Cette mystique de l'engagement et de la souffrance physique lui assure des fidélités indéfectibles, comme celle de Sam Simon, producteur américain des Simpson, qui a intégralement payé le quatrième bateau de la flotte de Sea Shepherd, qui défie depuis 2008 les baleiniers japonais dans l'Antarctique.

Pour ses détracteurs, si Paul Watson aime tant les animaux, c'est qu'il déteste les hommes. Vieille antienne, que l'on sert toujours aux défenseurs acharnés de la cause animale, mais qui, dans son cas, n'est peut-être pas totalement fausse.

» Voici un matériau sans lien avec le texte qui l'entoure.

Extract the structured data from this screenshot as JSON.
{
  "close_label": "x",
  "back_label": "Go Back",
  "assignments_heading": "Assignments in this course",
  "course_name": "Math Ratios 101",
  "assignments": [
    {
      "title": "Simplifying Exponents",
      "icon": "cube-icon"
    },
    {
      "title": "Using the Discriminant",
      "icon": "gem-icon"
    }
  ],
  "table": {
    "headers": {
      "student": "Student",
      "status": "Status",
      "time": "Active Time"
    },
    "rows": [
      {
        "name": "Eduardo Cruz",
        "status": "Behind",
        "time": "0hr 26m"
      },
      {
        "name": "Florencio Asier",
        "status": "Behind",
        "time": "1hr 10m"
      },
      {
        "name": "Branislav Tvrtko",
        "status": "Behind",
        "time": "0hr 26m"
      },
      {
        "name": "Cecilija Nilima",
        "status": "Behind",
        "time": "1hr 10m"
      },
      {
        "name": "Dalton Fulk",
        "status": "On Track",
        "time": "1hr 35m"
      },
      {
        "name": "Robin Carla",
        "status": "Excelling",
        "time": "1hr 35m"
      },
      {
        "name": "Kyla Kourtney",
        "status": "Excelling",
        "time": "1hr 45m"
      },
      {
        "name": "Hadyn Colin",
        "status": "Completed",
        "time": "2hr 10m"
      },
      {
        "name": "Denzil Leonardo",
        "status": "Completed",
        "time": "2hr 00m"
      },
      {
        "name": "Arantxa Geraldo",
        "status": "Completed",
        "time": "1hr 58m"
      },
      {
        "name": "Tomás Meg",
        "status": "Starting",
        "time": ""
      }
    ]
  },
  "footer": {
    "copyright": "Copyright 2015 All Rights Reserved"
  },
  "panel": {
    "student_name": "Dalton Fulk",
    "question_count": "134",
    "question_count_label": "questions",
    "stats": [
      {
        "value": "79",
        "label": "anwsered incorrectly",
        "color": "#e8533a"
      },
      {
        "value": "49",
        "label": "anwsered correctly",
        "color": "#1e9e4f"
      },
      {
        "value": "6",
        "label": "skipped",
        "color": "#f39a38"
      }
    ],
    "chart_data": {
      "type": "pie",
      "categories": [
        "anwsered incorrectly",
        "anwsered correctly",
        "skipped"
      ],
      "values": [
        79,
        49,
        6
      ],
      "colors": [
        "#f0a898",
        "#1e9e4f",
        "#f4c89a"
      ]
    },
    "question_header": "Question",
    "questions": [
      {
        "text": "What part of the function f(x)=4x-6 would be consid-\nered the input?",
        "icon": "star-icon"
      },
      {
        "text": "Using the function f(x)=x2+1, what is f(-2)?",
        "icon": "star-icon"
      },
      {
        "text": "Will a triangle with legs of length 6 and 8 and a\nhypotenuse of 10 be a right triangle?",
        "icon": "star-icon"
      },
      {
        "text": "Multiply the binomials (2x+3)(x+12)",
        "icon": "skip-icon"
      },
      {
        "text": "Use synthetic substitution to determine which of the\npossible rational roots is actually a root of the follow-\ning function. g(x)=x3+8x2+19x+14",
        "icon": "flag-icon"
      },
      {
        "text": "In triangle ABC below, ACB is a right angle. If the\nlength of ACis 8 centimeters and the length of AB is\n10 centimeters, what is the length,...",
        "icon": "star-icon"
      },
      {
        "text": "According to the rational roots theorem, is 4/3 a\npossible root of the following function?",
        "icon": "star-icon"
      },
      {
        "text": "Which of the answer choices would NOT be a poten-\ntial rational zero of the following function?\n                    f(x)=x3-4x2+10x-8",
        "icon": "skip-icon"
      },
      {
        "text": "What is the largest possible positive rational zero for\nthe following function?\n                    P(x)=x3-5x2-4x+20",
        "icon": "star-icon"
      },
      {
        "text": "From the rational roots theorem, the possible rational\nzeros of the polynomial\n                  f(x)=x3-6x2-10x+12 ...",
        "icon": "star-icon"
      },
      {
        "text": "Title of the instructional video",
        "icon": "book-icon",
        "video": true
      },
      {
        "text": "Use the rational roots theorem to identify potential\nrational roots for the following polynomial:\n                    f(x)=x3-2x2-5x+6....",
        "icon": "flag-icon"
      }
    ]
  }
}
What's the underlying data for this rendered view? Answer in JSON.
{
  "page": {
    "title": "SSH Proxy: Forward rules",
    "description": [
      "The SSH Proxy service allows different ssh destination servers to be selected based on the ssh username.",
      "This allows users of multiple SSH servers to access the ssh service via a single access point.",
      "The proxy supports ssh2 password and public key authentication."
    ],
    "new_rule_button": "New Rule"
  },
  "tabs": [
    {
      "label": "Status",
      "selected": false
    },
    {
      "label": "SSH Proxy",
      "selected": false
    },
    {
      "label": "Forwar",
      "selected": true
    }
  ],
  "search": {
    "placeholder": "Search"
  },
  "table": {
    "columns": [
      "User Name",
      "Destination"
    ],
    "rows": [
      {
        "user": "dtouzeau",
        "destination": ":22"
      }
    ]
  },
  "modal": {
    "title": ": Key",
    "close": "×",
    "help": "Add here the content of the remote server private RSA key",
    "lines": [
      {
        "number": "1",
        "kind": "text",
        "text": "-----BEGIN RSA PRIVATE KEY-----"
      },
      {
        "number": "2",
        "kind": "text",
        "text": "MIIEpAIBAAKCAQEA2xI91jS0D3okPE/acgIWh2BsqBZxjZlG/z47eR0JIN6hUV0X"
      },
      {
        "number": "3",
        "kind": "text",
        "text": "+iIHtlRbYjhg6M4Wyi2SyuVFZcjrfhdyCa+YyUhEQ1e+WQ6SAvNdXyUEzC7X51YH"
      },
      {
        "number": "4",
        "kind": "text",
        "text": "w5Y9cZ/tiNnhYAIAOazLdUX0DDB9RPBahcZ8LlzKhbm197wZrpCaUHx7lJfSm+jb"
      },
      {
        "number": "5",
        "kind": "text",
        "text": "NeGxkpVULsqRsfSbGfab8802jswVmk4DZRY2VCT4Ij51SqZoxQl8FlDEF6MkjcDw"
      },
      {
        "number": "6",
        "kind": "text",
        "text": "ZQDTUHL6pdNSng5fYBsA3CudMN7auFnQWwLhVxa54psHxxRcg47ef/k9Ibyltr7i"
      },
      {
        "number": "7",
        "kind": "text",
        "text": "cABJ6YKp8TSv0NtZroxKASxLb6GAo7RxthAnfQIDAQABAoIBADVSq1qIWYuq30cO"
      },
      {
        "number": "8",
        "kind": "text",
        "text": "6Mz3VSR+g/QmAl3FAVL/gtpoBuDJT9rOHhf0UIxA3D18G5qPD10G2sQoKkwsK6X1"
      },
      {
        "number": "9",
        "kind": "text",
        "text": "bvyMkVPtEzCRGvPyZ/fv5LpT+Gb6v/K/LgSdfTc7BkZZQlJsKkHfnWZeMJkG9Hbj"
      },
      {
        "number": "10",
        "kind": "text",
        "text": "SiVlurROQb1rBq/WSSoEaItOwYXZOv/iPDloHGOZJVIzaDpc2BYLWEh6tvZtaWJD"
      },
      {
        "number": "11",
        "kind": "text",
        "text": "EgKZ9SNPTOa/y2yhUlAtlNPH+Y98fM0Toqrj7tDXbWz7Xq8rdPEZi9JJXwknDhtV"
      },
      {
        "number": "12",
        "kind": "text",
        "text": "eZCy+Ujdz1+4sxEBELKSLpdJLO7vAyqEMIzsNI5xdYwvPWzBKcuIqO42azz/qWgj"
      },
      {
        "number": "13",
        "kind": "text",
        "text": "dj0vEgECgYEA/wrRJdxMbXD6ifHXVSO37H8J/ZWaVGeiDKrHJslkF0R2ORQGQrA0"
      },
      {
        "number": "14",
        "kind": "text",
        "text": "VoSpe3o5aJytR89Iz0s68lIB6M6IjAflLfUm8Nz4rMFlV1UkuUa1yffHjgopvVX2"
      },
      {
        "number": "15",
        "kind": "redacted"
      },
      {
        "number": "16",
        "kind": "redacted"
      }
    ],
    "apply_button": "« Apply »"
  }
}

"C'est certain, je ne suis pas un grand fan de l'espèce humaine dans son ensemble", confie, dans Entretien avec un pirate, celui qui a "juré allégeance aux victimes de l'humanité". Son regard sur ses congénères – "des primates arrogants et incontrôlables" – est, disons, peu amène : "Le monde est rempli de foules décérébrées qui vivent dans des univers fantaisistes basés sur la religion ou le divertissement."

Il récuse pourtant toute misanthropie et se définit avant tout comme biocentriste, ce qui signifie que les humains ne sont qu'une espèce parmi d'autres. Il n'est pas loin de penser qu'il faudrait à une humanité trop nombreuse, violente, et prédisposée au sadisme, un permis pour se reproduire. Daniel Cohn-Bendit se souvient, lui, d'avoir croisé "un bon vivant extrêmement chaleureux".

Prisonnier en haute mer, Paul Watson sait sûrement déjà que Greenpeace France a signé la pétition en sa faveur, et donc a accepté de lui tendre la main. Enterrer la hache de guerre après trente-cinq ans de divorce ? La cause qu'ils défendent le vaut bien.